NEW ORLEANS (AP) — Louisville has really relished being the underdog. So much so that coach Jeff Walz doesn't want to hear about how the Cardinals have that team-of-destiny air about them heading into the women's Final Four.
Yet, is there any other way to see Louisville after it derailed AP Player of the Year Brittney Griner and defending national champion Baylor, and then upset Tennessee — the most storied program in the sport?
Surely they couldn't be the underdogs against Final Four newcomer California in Sunday's national semifinals. Don't tell that to Walz.
"No one expects us to win now," Walz insisted. "I'm sorry, we're seeded fifth. So my thing is, I know we won two games, but we're seeded fifth, and if they expected us to win, we'd be seeded second or third."

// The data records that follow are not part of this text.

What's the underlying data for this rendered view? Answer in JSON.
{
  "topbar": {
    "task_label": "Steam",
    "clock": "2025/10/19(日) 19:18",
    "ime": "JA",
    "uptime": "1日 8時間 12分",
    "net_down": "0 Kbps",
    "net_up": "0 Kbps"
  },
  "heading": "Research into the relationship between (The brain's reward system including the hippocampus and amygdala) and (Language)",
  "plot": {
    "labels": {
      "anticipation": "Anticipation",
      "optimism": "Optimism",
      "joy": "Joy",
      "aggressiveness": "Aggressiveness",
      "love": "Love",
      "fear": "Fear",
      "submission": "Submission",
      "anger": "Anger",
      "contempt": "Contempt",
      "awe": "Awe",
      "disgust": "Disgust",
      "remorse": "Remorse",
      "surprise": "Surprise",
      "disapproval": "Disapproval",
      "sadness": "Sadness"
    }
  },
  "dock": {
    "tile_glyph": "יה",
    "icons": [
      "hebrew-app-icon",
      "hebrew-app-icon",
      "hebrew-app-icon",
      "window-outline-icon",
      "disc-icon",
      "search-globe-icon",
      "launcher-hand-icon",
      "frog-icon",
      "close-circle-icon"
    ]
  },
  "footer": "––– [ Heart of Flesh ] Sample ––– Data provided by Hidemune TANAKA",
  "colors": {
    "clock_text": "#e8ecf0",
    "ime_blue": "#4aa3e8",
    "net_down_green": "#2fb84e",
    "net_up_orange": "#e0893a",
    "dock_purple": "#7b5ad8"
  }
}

California, Walz noted, "is a team that's 32-3, that beat Stanford. ... They're a great basketball team, so we're going to have to figure out a way."
And while destiny may be on Louisville's side, history is not. No team seeded worse than fourth has ever won a national semifinal game.
The Golden Bears were the No. 2 seed in the Spokane region and did not have to play their Pac-12 rivals, top-seeded Stanford in the NCAA tournament. Georgia took care of the Cardinal in the regional semifinal. The Lady Bulldogs also led Cal late in regulation before the Bears stormed back to force overtime and pull out a three-point victory.
Neither Cal nor Louisville were widely expected to make it this far, although President Obama saw something in the Golden Bears when he placed them in his Final Four bracket. Obama also had the Louisville's men's program making the Final Four. The school became the 10th to have both programs competing in the national semifinals.
Now the women's team or Cal will have a spot in the national championship game against either Connecticut (33-4) or Notre Dame (35-1).
"I definitely agree that a lot has to go right in order to get to this point, but I also think there's a huge impact that our players have in making things go right," Cal coach Lindsay Gottlieb said. "The teams that were in front of us at each stage were really formidable and we had to get the job done."
Cal's matchup with Louisville has the promise of an entertaining game at the very least. Both teams talk about how they like to have fun and play loose.
Walz, who has a slight speech impediment, doesn't mind when his players poke fun at the way he talks. He also won't yank rising star Shoni Schimmel (14.4 points per game) off the court when she misses a crazy shot because he doesn't want to suppress the creativity of his talented players.